Jam-Packed Chicken Burrito

Nothing hits the spot quite like a warm, jam-packed chicken burrito—especially when it’s made at home just the way you like it. Packed with seasoned chicken, creamy beans, fluffy rice, melty cheese, and all your favorite extras, this burrito is bold, comforting, and meal-prep friendly.
Prep Time 20 minutes
Cook Time 10 minutes
Total Time 30 minutes
Servings: 5 burritos
Course: Dinner, LUNCH
Cuisine: Mexican
Calories: 760

Ingredients
  

Tortilla Wrap
  • 5 large flour tortillas (20 cm / 8" wide)
Homemade Burrito Seasoning
  • 1 tsp onion powder
  • 1 tsp dried oregano
  • 1 tsp salt
  • 2 tsp ground cumin
  • 2 tsp paprika
  • 0.75 tsp cayenne pepper optional
  • 0.25 tsp black pepper
Chicken Filling
  • 600 g chicken breast sliced horizontally
  • 2 tbsp olive oil divided
  • 0.5 medium onion chopped
  • 2 cloves garlic minced
  • 1 red bell pepper diced
  • 400 g canned refried beans
  • 0.25 cup water
Rice
  • 2.5 cups cooked plain white rice or Mexican red rice
Extra Fillings
  • 400 g canned corn drained, or 280g frozen and thawed
  • 1.5 cups shredded cheese cheddar, Monterey Jack, or Mexican blend
  • 0.25 cup fresh cilantro finely chopped

Method
 

  1. In a small bowl, mix all the seasoning spices together. Drizzle 1 tablespoon olive oil over the sliced chicken breast and toss to coat. Sprinkle the seasoning and toss again. Let sit.
  2. Heat the remaining oil in a skillet over high heat. Sear chicken for 2 minutes on one side, flip, and cook another 1.5 minutes. Rest for 2 minutes, then chop into bite-sized pieces.
  3. In the same skillet, sauté chopped onion and minced garlic for 1 minute. Add diced bell pepper and cook for 2 minutes until tender.
  4. Add refried beans, chopped chicken, and water to the skillet. Stir and cook over medium heat for 2 minutes.
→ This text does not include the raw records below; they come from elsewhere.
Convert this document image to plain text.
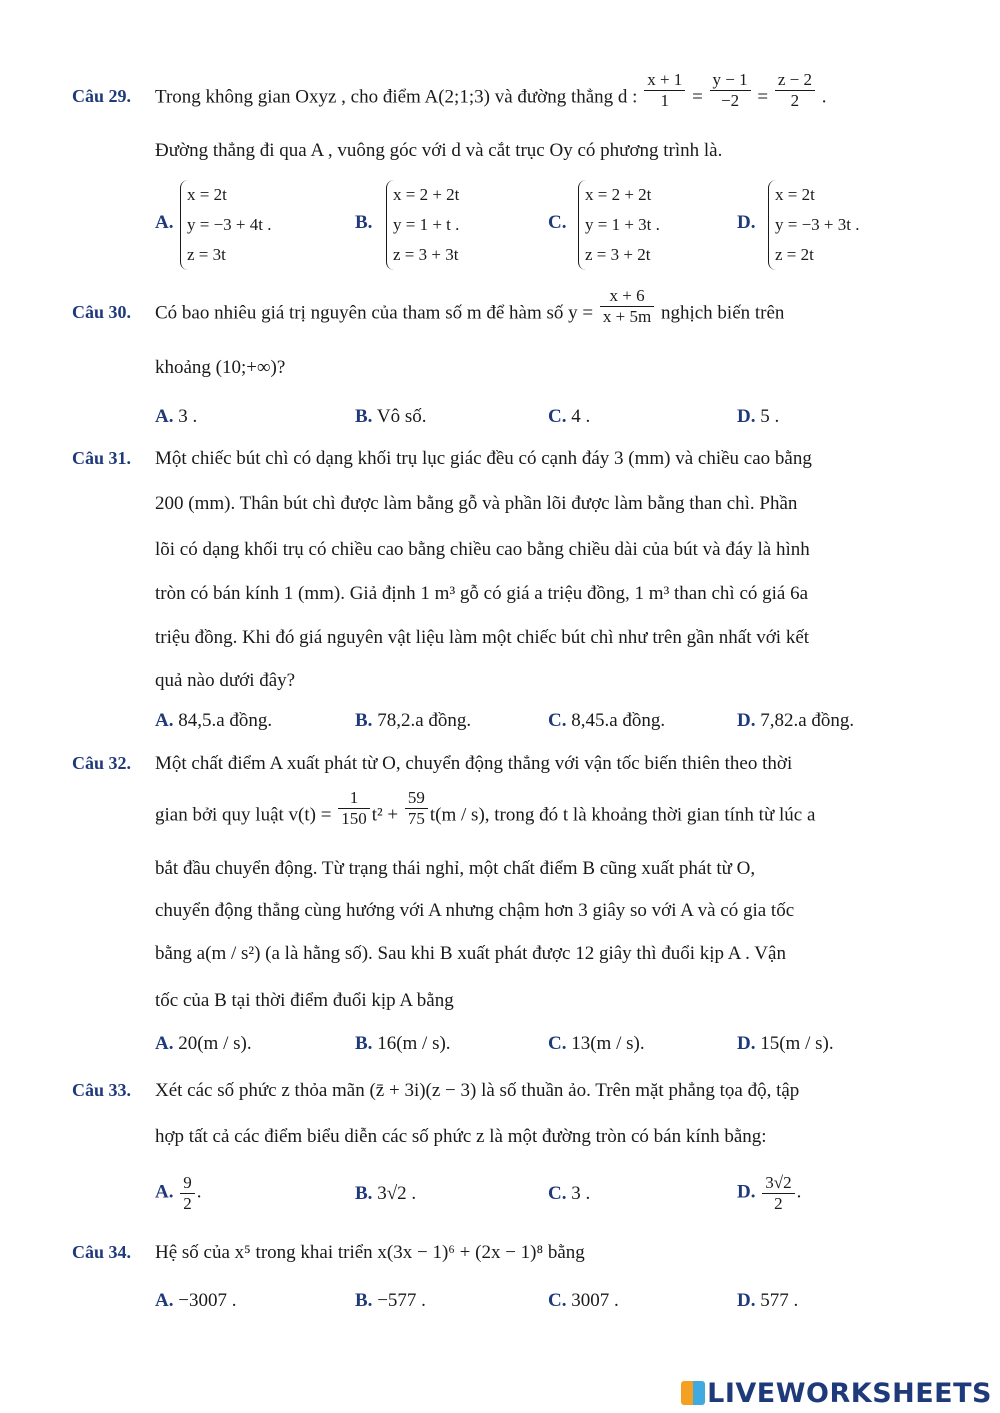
Câu 29. Trong không gian Oxyz , cho điểm A(2;1;3) và đường thẳng d : $\frac{x + 1}{1} = \frac{y - 1}{-2} = \frac{z - 2}{2}$ .
Đường thẳng đi qua A , vuông góc với d và cắt trục Oy có phương trình là.
A.
x = 2t
y = −3 + 4t .
z = 3t
B.
x = 2 + 2t
y = 1 + t .
z = 3 + 3t
C.
x = 2 + 2t
y = 1 + 3t .
z = 3 + 2t
D.
x = 2t
y = −3 + 3t .
z = 2t
Câu 30. Có bao nhiêu giá trị nguyên của tham số m để hàm số $y = \frac{x + 6}{x + 5m}$ nghịch biến trên
khoảng (10;+∞)?
A. 3 .	B. Vô số.	C. 4 .	D. 5 .
Câu 31. Một chiếc bút chì có dạng khối trụ lục giác đều có cạnh đáy 3 (mm) và chiều cao bằng
200 (mm). Thân bút chì được làm bằng gỗ và phần lõi được làm bằng than chì. Phần
lõi có dạng khối trụ có chiều cao bằng chiều cao bằng chiều dài của bút và đáy là hình
tròn có bán kính 1 (mm). Giả định 1 m³ gỗ có giá a triệu đồng, 1 m³ than chì có giá 6a
triệu đồng. Khi đó giá nguyên vật liệu làm một chiếc bút chì như trên gần nhất với kết
quả nào dưới đây?
A. 84,5.a đồng.	B. 78,2.a đồng.	C. 8,45.a đồng.	D. 7,82.a đồng.
Câu 32. Một chất điểm A xuất phát từ O, chuyển động thẳng với vận tốc biến thiên theo thời
gian bởi quy luật $v(t) = \frac{1}{150} t^2 + \frac{59}{75} t(m / s)$, trong đó t là khoảng thời gian tính từ lúc a
bắt đầu chuyển động. Từ trạng thái nghỉ, một chất điểm B cũng xuất phát từ O,
chuyển động thẳng cùng hướng với A nhưng chậm hơn 3 giây so với A và có gia tốc
bằng a(m / s²) (a là hằng số). Sau khi B xuất phát được 12 giây thì đuổi kịp A . Vận
tốc của B tại thời điểm đuổi kịp A bằng
A. 20(m / s).	B. 16(m / s).	C. 13(m / s).	D. 15(m / s).
Câu 33. Xét các số phức z thỏa mãn (z̄ + 3i)(z − 3) là số thuần ảo. Trên mặt phẳng tọa độ, tập
hợp tất cả các điểm biểu diễn các số phức z là một đường tròn có bán kính bằng:
A. $\frac{9}{2}$ .	B. 3√2 .	C. 3 .	D. $\frac{3√2}{2}$ .
Câu 34. Hệ số của x⁵ trong khai triển x(3x − 1)⁶ + (2x − 1)⁸ bằng
A. −3007 .	B. −577 .	C. 3007 .	D. 577 .
LIVEWORKSHEETS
Let cool slightly before assembling.
  5. Warm tortillas for 10–15 seconds. Layer rice, then chicken-bean mix, corn, cheese, and cilantro. Fold sides and roll tightly.
  6. Toast each burrito in a dry skillet for 2 minutes per side, or wrap in foil and bake at 180°C (350°F) for 10 minutes.
  7. Serve hot with avocado sauce, sour cream, salsa, or your favorite dip.

Notes

Spice Level: Adjust cayenne to your heat preference. Gluten-Free: Use certified GF tortillas and seasonings. Vegetarian: Swap chicken for mushrooms or tofu. Freezer-Friendly: Wrap and freeze unbaked; toast or bake straight from freezer. Kid-Friendly: Skip the spice and offer toppings separately.